Monday, March 11, 2013

How to succeed in business

Yeah, there’s no “without really trying”; you will need to be trying a lot.

The scariest conversation I’ve ever had involved a friend telling me that, on my advice, she had invested in another friend’s business.

While I was unemployed, I took a class, and briefly did some tax preparation. Seeing the different sources of income and deductions and liabilities, as well as dealing with my own job situation, really got it into my head that things have changed. Pensions are rare now, as is starting at one company when you’re young and retiring from there decades later. People who had been very responsible savers and investors had suffered huge losses. That wasn’t just stocks. People believed in homes as good investments, and that bubble burst.

It just felt like all of the rules were out the window, and it was as good a time to gamble as any. If you had something different you wanted to try, and some resources to do it, go for it.

I told her that being supportive of something that she was already doing. I was saying, “Good for you!” Well, I thought that’s what I was saying. What I didn’t know is that another friend was also trying to get something started, and she needed funding, and apparently what I said sounded like “Go!”

It seems to be working out okay. They both still have their day jobs, and they have the sides where they are following their abilities and their passions. It keeps them busy, and more satisfied than they would be with only the day job, which – well, I better not even go there.

So, it’s not that I was wrong, or I didn’t mean what I said, but the bottom dropped out of my stomach when I realized I was responsible for the allocation of a few thousand dollars. Don’t ever sneak something like that up on me.

I have been thinking about this more as there is sort of a perfect storm around the topics of money and creative endeavors now. First of all, there is me wanting to be a professional writer, though still being much better at writing than at marketing it. There was a storm over an email thread between writer Nate Thayer and The Atlantic over payment, which led to many other comments and tweets and blog posts from various writers on the topic of getting paid for work.

In addition, it is something I think about a lot with music. The bands that I review are at different levels of establishment, and they are doing different things to try and succeed. Some of them may very much hope to get signed by a label, and for some of them that would be a bad thing.

It’s not an automatic bad, but again, the rules have changed. Under the old model, it was fairly common that the label would get the money from record sales, and the band would get the touring money. That worked for a lot of people. The problem now is that record sales don’t make the money that they used to, so you get this thing called 360 deals, where the label is taking from everywhere.

Now, I’m not saying that the label shouldn’t make any money. The point is that there isn’t as much money now, period, and you need to know that going in. You are probably not going to get extremely wealthy. It’s not a reason not to try and succeed, but you should probably be doing it for more than the money, and also, you need to have the right frame of mind. If someone offers you a contract, you need to decide its real value. What are they really offering?

Part of the reason this is a concern for me is that some of these bands that I will eventually be reviewing, or possibly a few that I have reviewed, seem like they are being corporately molded, and so while they could have had a unique voice, they are becoming something not of their own making. And yes, you can become extremely wealthy being a corporate product, but not everyone goes down that route successfully either. There is a limited market, even for that, and it feels saturated to me, though that could be personal aversion.

Don’t be afraid to read things carefully, and ask questions, and propose changes. Most of all, don’t be afraid to walk away. Sometimes you can do exactly what they would have you do on your own, and then they are not taking a cut.

I was impressed with some of the different things In Passing has done. They have been creative. Some bands are using Twitter effectively. Bands set up channels on Youtube, Reverbnation, and SoundCloud. I can only imagine some of the things that I will be seeing as I keep this up, and if at some point I see things that are really effective or not effective, I will post about that.

A lot of them keep their day jobs. I have my day job.
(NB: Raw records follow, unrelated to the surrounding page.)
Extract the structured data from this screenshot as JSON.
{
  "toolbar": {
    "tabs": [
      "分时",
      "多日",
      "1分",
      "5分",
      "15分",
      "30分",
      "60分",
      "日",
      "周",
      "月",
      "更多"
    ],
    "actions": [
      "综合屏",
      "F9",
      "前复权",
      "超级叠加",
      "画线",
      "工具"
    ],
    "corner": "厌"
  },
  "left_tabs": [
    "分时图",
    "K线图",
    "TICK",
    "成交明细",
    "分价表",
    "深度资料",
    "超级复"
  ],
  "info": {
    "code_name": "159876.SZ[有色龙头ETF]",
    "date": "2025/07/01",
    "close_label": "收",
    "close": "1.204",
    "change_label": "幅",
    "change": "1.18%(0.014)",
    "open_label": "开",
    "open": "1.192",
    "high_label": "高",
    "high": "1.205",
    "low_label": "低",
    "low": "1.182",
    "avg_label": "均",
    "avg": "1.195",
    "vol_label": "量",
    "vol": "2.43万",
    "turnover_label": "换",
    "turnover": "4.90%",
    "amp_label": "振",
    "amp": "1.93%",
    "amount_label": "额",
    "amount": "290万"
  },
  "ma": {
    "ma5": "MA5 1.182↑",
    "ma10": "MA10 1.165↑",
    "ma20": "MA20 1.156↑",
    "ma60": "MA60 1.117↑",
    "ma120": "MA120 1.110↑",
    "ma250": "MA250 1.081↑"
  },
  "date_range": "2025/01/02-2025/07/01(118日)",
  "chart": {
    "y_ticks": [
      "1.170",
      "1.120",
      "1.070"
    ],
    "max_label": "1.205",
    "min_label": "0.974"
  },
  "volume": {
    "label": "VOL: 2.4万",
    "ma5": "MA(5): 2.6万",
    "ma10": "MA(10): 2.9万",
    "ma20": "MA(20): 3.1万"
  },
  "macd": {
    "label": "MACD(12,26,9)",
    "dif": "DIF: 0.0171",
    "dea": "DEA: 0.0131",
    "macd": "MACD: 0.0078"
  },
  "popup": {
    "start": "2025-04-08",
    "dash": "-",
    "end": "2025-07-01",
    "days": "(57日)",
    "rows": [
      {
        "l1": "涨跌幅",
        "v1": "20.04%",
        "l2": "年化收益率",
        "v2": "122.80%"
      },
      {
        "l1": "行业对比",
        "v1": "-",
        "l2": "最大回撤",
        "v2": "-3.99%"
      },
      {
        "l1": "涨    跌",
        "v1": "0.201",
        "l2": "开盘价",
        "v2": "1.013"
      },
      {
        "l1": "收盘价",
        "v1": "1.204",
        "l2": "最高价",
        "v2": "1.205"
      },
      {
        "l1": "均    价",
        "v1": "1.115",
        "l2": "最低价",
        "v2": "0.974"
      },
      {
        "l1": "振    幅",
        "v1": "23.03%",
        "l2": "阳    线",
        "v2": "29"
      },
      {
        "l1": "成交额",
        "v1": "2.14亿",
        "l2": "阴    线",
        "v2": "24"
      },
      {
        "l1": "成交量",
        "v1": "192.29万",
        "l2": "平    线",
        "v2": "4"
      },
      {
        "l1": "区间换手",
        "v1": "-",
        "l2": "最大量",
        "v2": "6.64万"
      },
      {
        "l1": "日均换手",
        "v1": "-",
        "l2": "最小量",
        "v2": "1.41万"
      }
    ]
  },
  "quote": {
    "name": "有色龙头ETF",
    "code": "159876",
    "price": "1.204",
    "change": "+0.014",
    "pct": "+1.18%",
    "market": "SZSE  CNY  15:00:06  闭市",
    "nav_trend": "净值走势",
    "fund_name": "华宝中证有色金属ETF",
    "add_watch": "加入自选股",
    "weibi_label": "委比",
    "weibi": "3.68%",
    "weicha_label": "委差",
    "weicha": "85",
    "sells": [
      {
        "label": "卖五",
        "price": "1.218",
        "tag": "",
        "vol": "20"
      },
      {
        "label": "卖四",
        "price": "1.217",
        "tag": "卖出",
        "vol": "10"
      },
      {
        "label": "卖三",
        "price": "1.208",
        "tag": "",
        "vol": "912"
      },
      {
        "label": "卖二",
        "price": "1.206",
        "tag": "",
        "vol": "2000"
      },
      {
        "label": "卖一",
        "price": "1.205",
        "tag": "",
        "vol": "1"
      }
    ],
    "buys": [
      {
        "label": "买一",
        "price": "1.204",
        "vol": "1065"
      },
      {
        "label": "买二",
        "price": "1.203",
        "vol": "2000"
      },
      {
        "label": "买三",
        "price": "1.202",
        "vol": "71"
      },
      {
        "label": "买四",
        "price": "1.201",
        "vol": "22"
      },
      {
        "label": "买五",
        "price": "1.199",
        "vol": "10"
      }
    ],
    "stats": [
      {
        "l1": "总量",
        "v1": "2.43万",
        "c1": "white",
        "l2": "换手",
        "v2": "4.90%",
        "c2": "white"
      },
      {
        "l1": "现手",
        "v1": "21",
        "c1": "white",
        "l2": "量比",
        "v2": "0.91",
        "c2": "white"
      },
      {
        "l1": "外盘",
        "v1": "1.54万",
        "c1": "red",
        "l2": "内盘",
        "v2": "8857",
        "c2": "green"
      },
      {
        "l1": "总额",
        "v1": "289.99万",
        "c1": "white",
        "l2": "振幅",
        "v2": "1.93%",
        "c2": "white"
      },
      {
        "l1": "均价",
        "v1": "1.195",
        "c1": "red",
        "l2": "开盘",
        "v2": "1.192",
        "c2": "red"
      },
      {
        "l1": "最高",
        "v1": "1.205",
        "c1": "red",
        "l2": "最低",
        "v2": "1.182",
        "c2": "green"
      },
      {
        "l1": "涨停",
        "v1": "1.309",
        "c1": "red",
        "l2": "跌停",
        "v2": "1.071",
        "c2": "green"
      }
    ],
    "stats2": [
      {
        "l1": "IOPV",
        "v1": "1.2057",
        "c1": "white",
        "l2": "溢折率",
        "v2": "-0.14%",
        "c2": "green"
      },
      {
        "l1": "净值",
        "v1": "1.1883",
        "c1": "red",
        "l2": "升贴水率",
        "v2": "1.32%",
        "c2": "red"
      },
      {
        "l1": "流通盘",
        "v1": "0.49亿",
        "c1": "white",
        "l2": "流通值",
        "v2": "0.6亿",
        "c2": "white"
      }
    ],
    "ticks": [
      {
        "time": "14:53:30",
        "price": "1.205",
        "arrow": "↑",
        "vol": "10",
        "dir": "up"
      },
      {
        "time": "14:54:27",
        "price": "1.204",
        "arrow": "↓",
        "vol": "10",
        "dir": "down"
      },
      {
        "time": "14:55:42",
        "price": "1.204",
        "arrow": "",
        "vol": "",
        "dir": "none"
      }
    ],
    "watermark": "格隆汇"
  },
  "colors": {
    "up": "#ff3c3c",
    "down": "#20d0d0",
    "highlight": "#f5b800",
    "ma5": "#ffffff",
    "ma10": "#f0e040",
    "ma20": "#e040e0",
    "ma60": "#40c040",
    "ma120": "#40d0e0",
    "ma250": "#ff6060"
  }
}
With some of the mailing lists I am on, there is a lot of push to go into copywriting, or various kind of freelance writing, because “You can be getting paid right now to write!” Well, that’s kind of true, except that I would have to build up a customer base, negotiate, deal with people who wanted to pay me with “exposure”, and it would take up a great deal of mental energy, which this job does not (and it has good health insurance). That’s my choice.

In terms of whether I will be effective, getting in where I want to, I don’t know. I had all these things I was going to do when I got back from vacation, and a cold that I picked up while there has dragged on, bringing in a secondary and a tertiary infection, and I am really behind schedule. I can confrim that would have been worse if I was freelancing, but then I probably woulnd’t have been able to take a vacation.

So, how do you follow your dreams? First, have your eyes wide open. That’s going to take some courage, but then it should also inspire some creativity. If you can get that idea that no one else has, about how to be heard and seen, then go for it. This is the time to be non-traditional; now more than ever! But we’re creative types, right?

Now, if your goal is merely to be rich, or famous, possibly the best starting point is to be venal, but I just can’t recommend it. Sometimes you need new goals.